Wanneer u administratieve toepassingen in Linux uitvoert, kunt u de su ("switch user") -opdracht gebruiken om over te schakelen naar de superuser (root), of u kunt de opdracht sudo ("super user do") gebruiken.
Een manier om te weten wanneer u de opdracht sudo gebruikt, is als u alleen opdrachten in terminal probeert uit te voeren om een "ontkende toegang" of "bewerking is supermachtsprivileges" te krijgen. Deze fouten kunnen optreden als de Linux-distributie - zoals Ubuntu - het gebruik van de root-gebruiker niet mogelijk maakt. Zodra u de opdracht sudo gebruikt, kan die specifieke opdracht met verhoogde rechten worden uitgevoerd.
Als u er echter voor kiest om de opdracht su te gebruiken, schakelt u de hele gebruiker over naar root, wat betekent dat zelfs na de eerste opdracht elke volgende wordt uitgevoerd met rootreferenties. Dit maakt het heel gemakkelijk om per ongeluk verhoogde commando's uit te voeren, die veel schade kunnen aanrichten als je niet voorzichtig bent.
Om te herformuleren: sudo werkt alleen voor elke opdracht die begint als "sudo", terwijl su enable elk commando in die prompt om als superuser te draaien zonder sudo of su voor elke te typen.
Hoe het werkt
Hoewel ze anders werken, kunt u de opdracht sudo vergelijken met de prompt die u mogelijk in Windows of macOS ziet. Wanneer u in die besturingssystemen wordt gevraagd of u wilt doorgaan met het uitvoeren van die specifieke actie, krijgt u een knop waarmee u kunt bevestigen dat u de actie met verhoogd privilege wilt uitvoeren en soms moet u zelfs het wachtwoord van een beheerder invoeren .
Net zoals in die besturingssystemen gebruikt Linux de opdracht sudo als een muur tussen normale taken en admin-taken, zodat je zeker moet bevestigen dat je wilt doen wat het ook is dat de opdracht zal uitvoeren.
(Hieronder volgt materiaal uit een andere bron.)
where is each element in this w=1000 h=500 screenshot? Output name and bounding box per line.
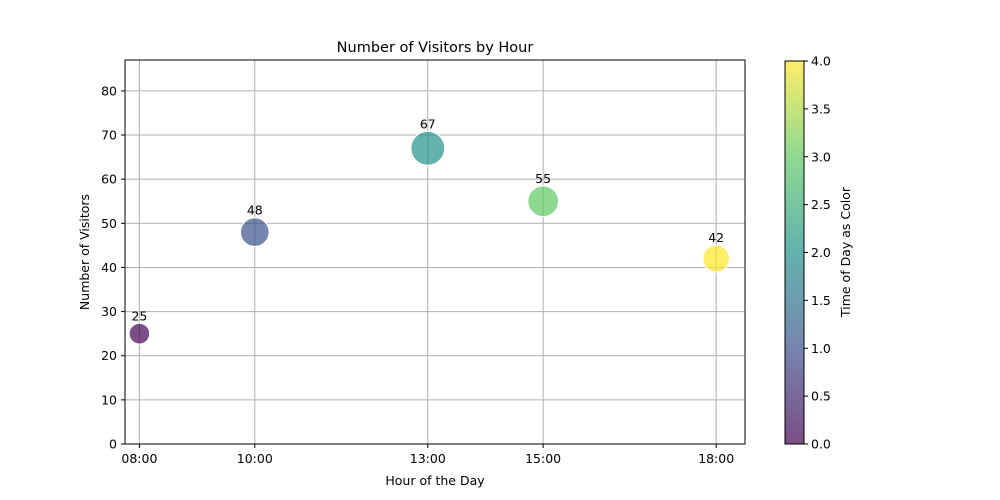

Nog meer vergelijkbaar is de opdracht runas in Windows; Net als in Linux werkt de opdracht runas vanaf de opdrachtregel om een bestand met referenties van een bepaalde gebruiker, vaak een beheerder, te starten.
Tip: Als je niet zeker weet of je sudo of su gebruikt, kijk dan naar het volgende teken op de opdrachtregel. Als het een hekje is (#), bent u aangemeld als root.
Over het Sudo-commando
In Linux staat sudo (uitgesproken als "sue dough") een systeembeheerder toe om bepaalde gebruikers of groepen gebruikers de mogelijkheid te geven sommige of alle commando's als root uit te voeren tijdens het loggen van alle commando's en argumenten. Het is echter geen vervanging voor de shell.
Wanneer u "sudo" voor een willekeurige opdracht in terminal plaatst, wordt het volgende uitgevoerd met verhoogde machtigingen. Daarom is het de oplossing om gerelateerde fouten te bevoorrechten. Dit is vereist als u opdrachten wilt uitvoeren die als administratieve taken worden beschouwd.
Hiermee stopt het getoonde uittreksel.